「こだわりの味」を再現するために超えた壁、タイガーの「サイフォニスタ」:知らないと損!?業界最前線(5/5 ページ)
自動サイフォン式という珍しさもあって、人気のコーヒーメーカーがタイガー「サイフォニスタ」。なぜ自動コーヒーメーカーでサイフォン式を採用したのか、コーヒーの香りと味の秘訣はどこにあるのか。企画を担当したタイガーの和泉修壮さんに話を聞いた。
デビューはアメリカ、タイガーの屋台骨になりたい
「サイフォニスタ」のデビューは、米国のクラウドファンディングサイト「Kickstarter」のプロジェクトとしてだった。22年4月13日〜5月17日に登場し、2万ドル(約260万円、当時)の目標を4日で達成、最終的には5万4261ドル(約700万円、当時)の支援を集めた。そして今年2月21日、日本国内でも発売を開始した。
「もともと当社は、北米での認知がほぼない状態でした。それもあり、プロモーションとしてクラウドファンディングというプラットフォームを使いました。『サイフォニスタ』はターゲットをアーリーアダプターに絞った製品なので、まずは北米でフィードバックをもらい、そのうえで日本での一般販売を行うことを考えました」(和泉さん)

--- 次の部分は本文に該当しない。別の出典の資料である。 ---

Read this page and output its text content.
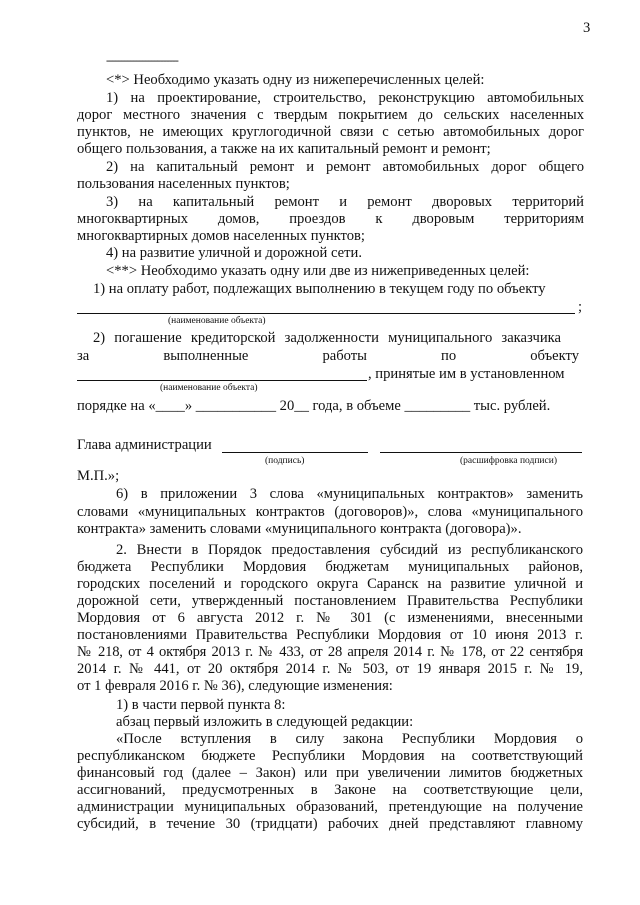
3
------------------------
<*> Необходимо указать одну из нижеперечисленных целей:
1) на проектирование, строительство, реконструкцию автомобильных
дорог местного значения с твердым покрытием до сельских населенных
пунктов, не имеющих круглогодичной связи с сетью автомобильных дорог
общего пользования, а также на их капитальный ремонт и ремонт;
2) на капитальный ремонт и ремонт автомобильных дорог общего
пользования населенных пунктов;
3) на капитальный ремонт и ремонт дворовых территорий
многоквартирных домов, проездов к дворовым территориям
многоквартирных домов населенных пунктов;
4) на развитие уличной и дорожной сети.
<**> Необходимо указать одну или две из нижеприведенных целей:
1) на оплату работ, подлежащих выполнению в текущем году по объекту
;
(наименование объекта)
2) погашение кредиторской задолженности муниципального заказчика
за выполненные работы по объекту
, принятые им в установленном
(наименование объекта)
порядке на «____» ___________ 20__ года, в объеме _________ тыс. рублей.
Глава администрации
(подпись)	(расшифровка подписи)
М.П.»;
6) в приложении 3 слова «муниципальных контрактов» заменить
словами «муниципальных контрактов (договоров)», слова «муниципального
контракта» заменить словами «муниципального контракта (договора)».
2. Внести в Порядок предоставления субсидий из республиканского
бюджета Республики Мордовия бюджетам муниципальных районов,
городских поселений и городского округа Саранск на развитие уличной и
дорожной сети, утвержденный постановлением Правительства Республики
Мордовия от 6 августа 2012 г. № 301 (с изменениями, внесенными
постановлениями Правительства Республики Мордовия от 10 июня 2013 г.
№ 218, от 4 октября 2013 г. № 433, от 28 апреля 2014 г. № 178, от 22 сентября
2014 г. № 441, от 20 октября 2014 г. № 503, от 19 января 2015 г. № 19,
от 1 февраля 2016 г. № 36), следующие изменения:
1) в части первой пункта 8:
абзац первый изложить в следующей редакции:
«После вступления в силу закона Республики Мордовия о
республиканском бюджете Республики Мордовия на соответствующий
финансовый год (далее – Закон) или при увеличении лимитов бюджетных
ассигнований, предусмотренных в Законе на соответствующие цели,
администрации муниципальных образований, претендующие на получение
субсидий, в течение 30 (тридцати) рабочих дней представляют главному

ターゲットはアーリーアダプターと語ることからも分かるとおり、サイフォニスタは炊飯器のように数多く売れる製品だとは考えていなかった。そして国内での出荷開始から約4カ月が経過した現在の売れ行きは、事業化の時点で立てた計画通りだという。また6万円を超す高価な製品だけに、実機が置いてある量販店での販売が中心になると考えていたが、実際には自社ECを含めたオンラインでの販売が好調な点は予想外だったそうだ。
同社初めての高級コーヒーメーカーであるサイフォニスタは、コーヒー関連商品が炊飯器、真空断熱ボトルに並んでタイガーを支えるカテゴリーになることを目指す。その前哨戦としてグローバル市場を見据え、アメリカで先に販売した。グローバル市場を見据えたため、ロゴも目立つ位置にあえて入れなかったという。
徹底的にこだわり抜き、タイガーのさまざまな技術を投入して生み出したサイフォニスタは、これまでにない個性が際立つコーヒーメーカーだ。和泉さんのスペシャルティコーヒーへの思いと、それに応えた開発陣が生み出した。
とはいえ、会社を支える3本柱の1つになるには、これだけではまだ不十分だ。サイフォニスタに続く、さらなるコーヒー関連製品を期待したい。